He was the manlier of the two, for Drury was a delicate boy, too sensitive for the approval of his Spartan fellows. They made fun of his gentleness. He hated to wreathe a fishing-worm on a hook! He loathed to wrench a hook from a fish's gullet! The nearest he had ever come to fighting was in defense of a thousand-legged worm that one of the boys had stuck a pin through, to watch it writhe and bite itself behind the pin.

Irene Straley was a sentimental girl.
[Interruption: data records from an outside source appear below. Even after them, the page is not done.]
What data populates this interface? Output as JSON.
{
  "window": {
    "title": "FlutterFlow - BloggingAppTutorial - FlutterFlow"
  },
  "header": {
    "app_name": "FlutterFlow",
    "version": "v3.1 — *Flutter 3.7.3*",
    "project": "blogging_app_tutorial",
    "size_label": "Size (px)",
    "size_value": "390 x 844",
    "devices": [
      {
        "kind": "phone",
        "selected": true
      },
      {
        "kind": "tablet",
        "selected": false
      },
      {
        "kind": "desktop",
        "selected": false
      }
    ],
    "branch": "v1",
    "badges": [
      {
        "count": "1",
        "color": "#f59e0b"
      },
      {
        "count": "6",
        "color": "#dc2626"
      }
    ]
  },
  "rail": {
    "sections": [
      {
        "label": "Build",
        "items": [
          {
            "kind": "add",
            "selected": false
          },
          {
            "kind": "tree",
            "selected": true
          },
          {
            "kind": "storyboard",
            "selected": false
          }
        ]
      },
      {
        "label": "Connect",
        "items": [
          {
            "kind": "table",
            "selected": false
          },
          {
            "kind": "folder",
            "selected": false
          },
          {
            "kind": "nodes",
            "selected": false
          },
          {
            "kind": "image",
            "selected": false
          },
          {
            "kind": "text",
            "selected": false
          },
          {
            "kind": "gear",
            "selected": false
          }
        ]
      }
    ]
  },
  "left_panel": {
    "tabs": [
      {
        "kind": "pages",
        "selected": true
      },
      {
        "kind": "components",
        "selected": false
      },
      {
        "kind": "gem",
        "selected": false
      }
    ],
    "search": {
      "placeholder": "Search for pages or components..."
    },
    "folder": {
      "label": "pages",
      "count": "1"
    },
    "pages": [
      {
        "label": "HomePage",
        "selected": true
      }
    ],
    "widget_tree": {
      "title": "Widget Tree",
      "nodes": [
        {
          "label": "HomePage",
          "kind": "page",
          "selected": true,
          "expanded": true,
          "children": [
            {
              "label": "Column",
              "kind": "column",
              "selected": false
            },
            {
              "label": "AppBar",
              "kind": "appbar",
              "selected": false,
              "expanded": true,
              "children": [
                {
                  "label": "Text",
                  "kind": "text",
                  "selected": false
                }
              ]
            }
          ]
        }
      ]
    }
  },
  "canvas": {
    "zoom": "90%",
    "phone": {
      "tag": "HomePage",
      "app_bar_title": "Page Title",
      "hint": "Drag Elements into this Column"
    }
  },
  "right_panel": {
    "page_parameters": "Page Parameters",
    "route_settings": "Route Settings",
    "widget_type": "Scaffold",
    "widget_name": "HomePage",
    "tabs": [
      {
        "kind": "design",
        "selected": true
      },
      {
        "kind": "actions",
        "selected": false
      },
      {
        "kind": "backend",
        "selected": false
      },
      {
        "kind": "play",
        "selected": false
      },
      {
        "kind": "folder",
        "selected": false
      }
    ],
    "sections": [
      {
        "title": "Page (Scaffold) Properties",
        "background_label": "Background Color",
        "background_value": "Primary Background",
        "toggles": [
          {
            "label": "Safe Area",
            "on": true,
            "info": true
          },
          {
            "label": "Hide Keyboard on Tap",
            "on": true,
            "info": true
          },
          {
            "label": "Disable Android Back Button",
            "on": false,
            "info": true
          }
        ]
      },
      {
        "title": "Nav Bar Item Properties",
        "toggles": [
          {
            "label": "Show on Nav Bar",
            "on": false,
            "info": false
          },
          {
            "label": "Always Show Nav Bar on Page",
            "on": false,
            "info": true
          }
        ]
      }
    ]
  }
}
That was right in a girl, but silly in a boy.

Once when Eddie Crosson stubbed his toe and it swelled up to great importance, Irene Straley wept when she saw it, while Drury Boldin turned pale and sat down hard. Once when Drury cut his thumb with a penknife he fainted at the sight of his own blood!

Eddie Crosson was a real boy. He smoked cubeb cigarettes with an almost unprecedented precocity. He nearly learned to chew tobacco. He could snap a sparrow off a telegraph-wire with a nigger-shooter almost infallibly. He had the first air-gun in town and a shot-gun at fifteen. He thought that he was manlier than Drury because he was wiser and stronger. It never occurred to him that Drury might suffer more because he was more finely built, that his nerves were harp-strings while Crosson's were fence-wire.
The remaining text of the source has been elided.